Luke writes "This past winter Calvin College professor Joel Adams and then Calvin senior Tim Brom built Microwulf, a portable supercomputer with 26.25 gigaflops peak performance, that cost less than $2,500 to construct, becoming the most cost-efficient supercomputer anywhere that Adams knows of. "It's small enough to check on an airplane or fit next to a desk," said Brom. Instead of a bunch of researchers having to share a single Beowulf cluster supercomputer, now each researcher can have their own."

3 of 387 comments (clear)

  1. not so impressive... by toQDuj · · Score: 4, Insightful

    It's just four motherboards sitting in a single frame. connected by an ethernet switch.
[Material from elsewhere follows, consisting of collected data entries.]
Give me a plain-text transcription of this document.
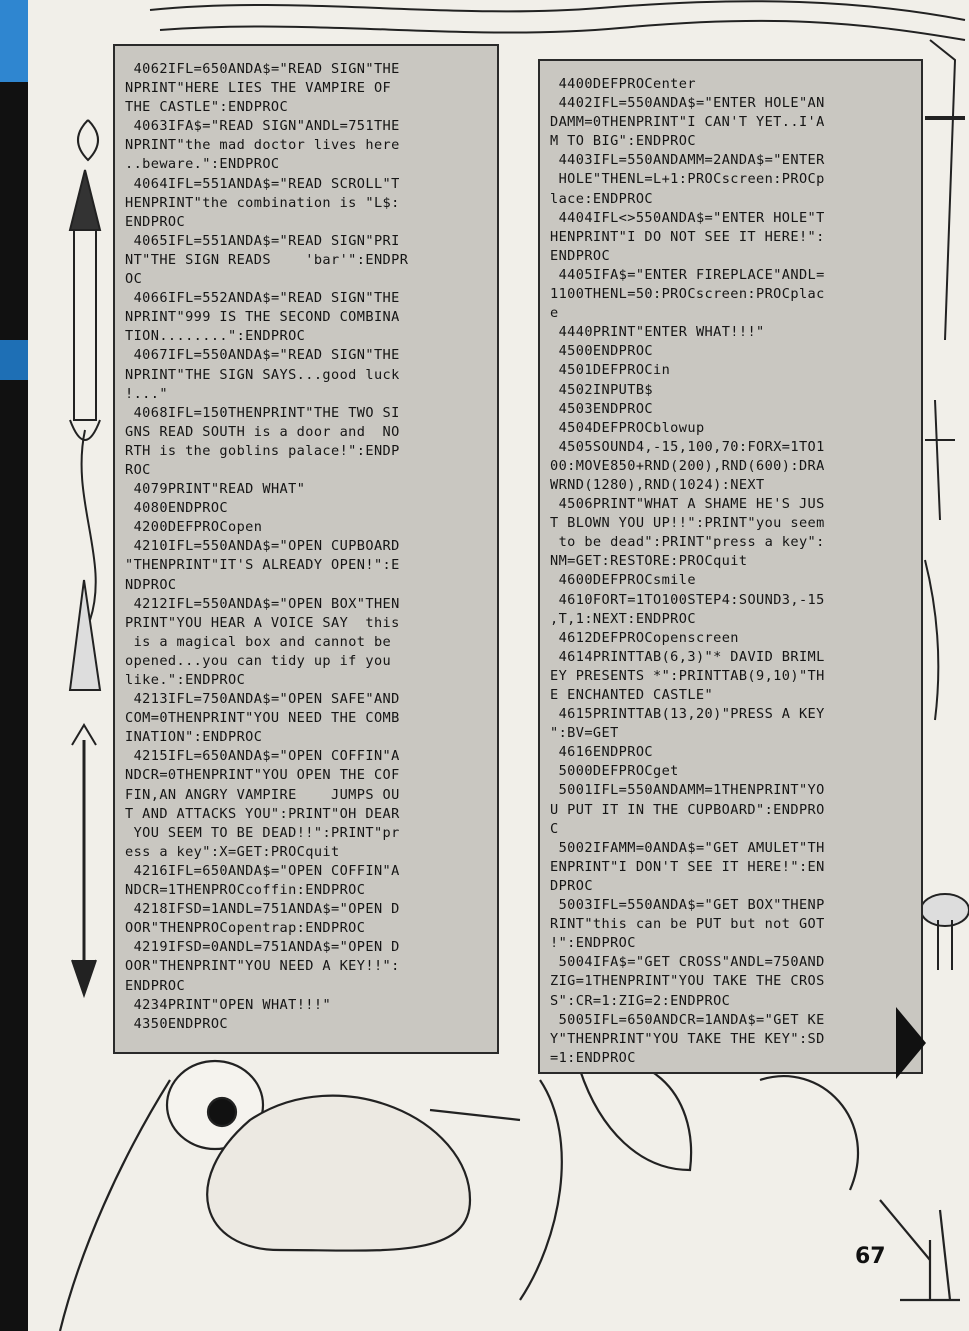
4062IFL=650ANDA$="READ SIGN"THE
NPRINT"HERE LIES THE VAMPIRE OF
THE CASTLE":ENDPROC
4063IFA$="READ SIGN"ANDL=751THE
NPRINT"the mad doctor lives here
..beware.":ENDPROC
4064IFL=551ANDA$="READ SCROLL"T
HENPRINT"the combination is "L$:
ENDPROC
4065IFL=551ANDA$="READ SIGN"PRI
NT"THE SIGN READS    'bar'":ENDPR
OC
4066IFL=552ANDA$="READ SIGN"THE
NPRINT"999 IS THE SECOND COMBINA
TION........":ENDPROC
4067IFL=550ANDA$="READ SIGN"THE
NPRINT"THE SIGN SAYS...good luck
!..."
4068IFL=150THENPRINT"THE TWO SI
GNS READ SOUTH is a door and  NO
RTH is the goblins palace!":ENDP
ROC
4079PRINT"READ WHAT"
4080ENDPROC
4200DEFPROCopen
4210IFL=550ANDA$="OPEN CUPBOARD
"THENPRINT"IT'S ALREADY OPEN!":E
NDPROC
4212IFL=550ANDA$="OPEN BOX"THEN
PRINT"YOU HEAR A VOICE SAY  this
is a magical box and cannot be
opened...you can tidy up if you
like.":ENDPROC
4213IFL=750ANDA$="OPEN SAFE"AND
COM=0THENPRINT"YOU NEED THE COMB
INATION":ENDPROC
4215IFL=650ANDA$="OPEN COFFIN"A
NDCR=0THENPRINT"YOU OPEN THE COF
FIN,AN ANGRY VAMPIRE    JUMPS OU
T AND ATTACKS YOU":PRINT"OH DEAR
YOU SEEM TO BE DEAD!!":PRINT"pr
ess a key":X=GET:PROCquit
4216IFL=650ANDA$="OPEN COFFIN"A
NDCR=1THENPROCcoffin:ENDPROC
4218IFSD=1ANDL=751ANDA$="OPEN D
OOR"THENPROCopentrap:ENDPROC
4219IFSD=0ANDL=751ANDA$="OPEN D
OOR"THENPRINT"YOU NEED A KEY!!":
ENDPROC
4234PRINT"OPEN WHAT!!!"
4350ENDPROC
4400DEFPROCenter
4402IFL=550ANDA$="ENTER HOLE"AN
DAMM=0THENPRINT"I CAN'T YET..I'A
M TO BIG":ENDPROC
4403IFL=550ANDAMM=2ANDA$="ENTER
HOLE"THENL=L+1:PROCscreen:PROCp
lace:ENDPROC
4404IFL<>550ANDA$="ENTER HOLE"T
HENPRINT"I DO NOT SEE IT HERE!":
ENDPROC
4405IFA$="ENTER FIREPLACE"ANDL=
1100THENL=50:PROCscreen:PROCplac
e
4440PRINT"ENTER WHAT!!!"
4500ENDPROC
4501DEFPROCin
4502INPUTB$
4503ENDPROC
4504DEFPROCblowup
4505SOUND4,-15,100,70:FORX=1TO1
00:MOVE850+RND(200),RND(600):DRA
WRND(1280),RND(1024):NEXT
4506PRINT"WHAT A SHAME HE'S JUS
T BLOWN YOU UP!!":PRINT"you seem
to be dead":PRINT"press a key":
NM=GET:RESTORE:PROCquit
4600DEFPROCsmile
4610FORT=1TO100STEP4:SOUND3,-15
,T,1:NEXT:ENDPROC
4612DEFPROCopenscreen
4614PRINTTAB(6,3)"* DAVID BRIML
EY PRESENTS *":PRINTTAB(9,10)"TH
E ENCHANTED CASTLE"
4615PRINTTAB(13,20)"PRESS A KEY
":BV=GET
4616ENDPROC
5000DEFPROCget
5001IFL=550ANDAMM=1THENPRINT"YO
U PUT IT IN THE CUPBOARD":ENDPRO
C
5002IFAMM=0ANDA$="GET AMULET"TH
ENPRINT"I DON'T SEE IT HERE!":EN
DPROC
5003IFL=550ANDA$="GET BOX"THENP
RINT"this can be PUT but not GOT
!":ENDPROC
5004IFA$="GET CROSS"ANDL=750AND
ZIG=1THENPRINT"YOU TAKE THE CROS
S":CR=1:ZIG=2:ENDPROC
5005IFL=650ANDCR=1ANDA$="GET KE
Y"THENPRINT"YOU TAKE THE KEY":SD
=1:ENDPROC
67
    True supercomputing machines (sun, ibm) have a little bit better interconnectivity between the components than a mere 1Gb/s line. This can serve its purpose though, VASP will run wonderfully on it. GAMESS probably as well.

    B.

    --
    Every experiment which ends in a big bang is a good experiment.
  2. Lame. by Anonymous Coward · · Score: 4, Insightful

    I am impressed with how amazingly lame this story is. It should have been entitled, "College Senior and Professor discover Ethernet, MicroATX, and PXE boot. Funding dried up before paying for cases. News at 3 am because we can't find anything else to report."

    Honestly, our whole research lab is filled with PXE booting MicroATX computers connected via ethernet. And I guarantee that four "nodes", aka Linux PCs, are cheaper than $2500. Whoop-de-freaking-do.

  3. Not to rain on their parade, but... by fgodfrey · · Score: 5, Insightful

    ...this is *hardly* a supercomputer. This is 152.57 times slower than entry number 500 on the Top 500 List. There isn't a nice neat definition of what a supercomputer is anymore, but "capable of running Beowulf" isn't it. Leaving aside the more custom machines that the company I work for (and a few others) build, there are plenty of Linux clusters that *do* qualify. The fastest one seems to be number 8 on the current Top 500 list (a Dell Infiniband cluster at NCSA).